ALMS cuts petroleum use while improving racing

Being green isn’t what most fans think about when high-powered race cars roar past, but the American Le Mans Series thinks differently. Race cars obviously use a lot more fuel than a typical Prius, but efficiency is actually very important to most racers.

Weight is the enemy of performance and the more fuel a car uses, the more it has to carry, adding mass. In endurance racing, especially on long tracks like Le Mans, guzzling fuel also means more pit stops and time standing still while other cars are circulating.

ALMS CEO Scott Atherton led the charge starting in 2006 to make the series the “green racing” leader. ALMS regulations are based on those set down by the Automobile Club de L’Ouest (ACO) which runs Le Mans. Le Mans organizers have given prizes for the efficiency index going back to at least the 1960s and the ACO rule book made allowances for all manner of different powerplants including Wankel rotaries and different fuels such as diesel.

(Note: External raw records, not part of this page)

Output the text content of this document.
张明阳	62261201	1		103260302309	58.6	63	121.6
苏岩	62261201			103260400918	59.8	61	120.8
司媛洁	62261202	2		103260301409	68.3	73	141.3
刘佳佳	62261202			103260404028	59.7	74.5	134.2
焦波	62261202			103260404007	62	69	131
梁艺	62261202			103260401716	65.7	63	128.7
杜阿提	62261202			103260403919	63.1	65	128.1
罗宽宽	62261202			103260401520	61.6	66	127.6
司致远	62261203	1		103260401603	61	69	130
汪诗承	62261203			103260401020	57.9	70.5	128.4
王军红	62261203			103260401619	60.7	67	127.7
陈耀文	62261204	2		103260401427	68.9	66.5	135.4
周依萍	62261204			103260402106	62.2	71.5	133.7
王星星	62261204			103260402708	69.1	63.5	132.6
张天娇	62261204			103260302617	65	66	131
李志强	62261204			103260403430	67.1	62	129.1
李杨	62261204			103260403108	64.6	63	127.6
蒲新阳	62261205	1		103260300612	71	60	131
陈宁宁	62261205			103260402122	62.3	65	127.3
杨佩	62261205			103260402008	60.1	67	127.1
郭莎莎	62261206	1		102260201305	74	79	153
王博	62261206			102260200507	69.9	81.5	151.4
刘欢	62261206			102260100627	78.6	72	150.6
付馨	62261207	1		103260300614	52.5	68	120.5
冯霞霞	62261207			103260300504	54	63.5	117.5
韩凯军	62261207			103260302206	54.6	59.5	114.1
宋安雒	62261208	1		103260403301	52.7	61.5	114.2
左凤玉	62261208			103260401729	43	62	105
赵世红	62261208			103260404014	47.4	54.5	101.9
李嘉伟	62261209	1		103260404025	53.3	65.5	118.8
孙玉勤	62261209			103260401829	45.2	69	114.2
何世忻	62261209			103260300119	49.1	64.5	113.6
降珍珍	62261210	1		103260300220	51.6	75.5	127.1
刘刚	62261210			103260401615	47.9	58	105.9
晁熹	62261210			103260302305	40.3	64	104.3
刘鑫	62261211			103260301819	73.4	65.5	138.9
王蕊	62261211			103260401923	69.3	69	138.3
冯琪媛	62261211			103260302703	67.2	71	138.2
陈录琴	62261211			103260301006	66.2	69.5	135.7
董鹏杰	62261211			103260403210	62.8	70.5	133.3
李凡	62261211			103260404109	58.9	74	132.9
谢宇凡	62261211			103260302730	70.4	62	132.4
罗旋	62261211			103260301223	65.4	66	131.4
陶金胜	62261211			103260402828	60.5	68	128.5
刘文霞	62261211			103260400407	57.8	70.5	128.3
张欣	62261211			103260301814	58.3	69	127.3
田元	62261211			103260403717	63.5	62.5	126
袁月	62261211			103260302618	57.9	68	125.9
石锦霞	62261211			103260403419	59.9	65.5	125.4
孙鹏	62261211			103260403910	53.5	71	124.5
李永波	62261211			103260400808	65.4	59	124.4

Atherton took this idea and expanded on it, deciding that the ALMS was going to make a concerted effort to reduce oil and petroleum use. There were a number of reasons for going down this path, not the least of which was to find an angle that would set the series apart and hopefully attract new fans. Adopting new fuels starting with E10 and diesel and allowing experimental powertrains would also provide an outlet for manufacturers looking to test new technology that could have production applications.

In 2008, Atherton announced the introduction of cellulosic ethanol E85 blends as one of the allowable fuels in the series as well as the launch of the Michelin Green X Challenge. Starting with the Intersport LMP1 team and the GT1 Corvettes that year, the use of E85 has grown to the point where virtually the entire GT field is now using it along with several prototypes.  The diesel powered Audi prototypes were regular competitors and winners and the diesel Peugeots also join in the fun at Sebring and Petit Le Mans as part of their preparations for the French endurance classic. In 2010, the Dyson Racing squad also began using a 20 percent bio-butanol blend for the entire season after testing it in 2009.

2009 also saw the debut of the Corsa racing team with a hybrid LMP1 car that saw limited success and Porsche ran its more competitive flywheel hybrid 911 GT3R at the 2010 Petit Le Mans.

The Green Challenge is a second championship in addition to the race for outright victory. Working with the US Department of Energy and the Society of Automotive Engineers, ALMS developed a formula that rates the cars on a combination of distance run on the track and overall carbon footprint. The teams that demonstrate the best combination of performance and efficiency take the prize.  In 2010, the Highcroft racing team took both the overall LMP championship and the Green Challenge for prototypes, while E85 fueled Flying Lizard Porsche took the GT class.

So what does it all amount to? For the Corvette Racing team, the struggle for efficiency saw the team improve from getting 10 laps per tankful at the 8.5 mile Le Mans circuit during their debut season in 1999 to 15 laps per tank in 2009. The 911 hybrid gets 25-30 percent better fuel efficiency than its conventional equivalent despite added weight. At this year’s 12 Hours of Sebring, the combined field will use over 28 percent less petroleum than the 2007 field. The Sebring field also includes a number of European teams that aren’t set up for running on E85, so once they go home and the rest of the ALMS season continues that improvement will get even better.

According to ALMS spokesman Bob Dickinson, if the entire U.S. vehicle fleet achieved a similar improvement, oil imports could be cut in half and 338 million gallons of gasoline would be saved.

We won’t kid you, we love the sound and fury of sports cars chasing each around a road course for hours on end and the technology is damn cool. The fact that it can be done while using less of the planet’s resources at the same time, is a serious bonus.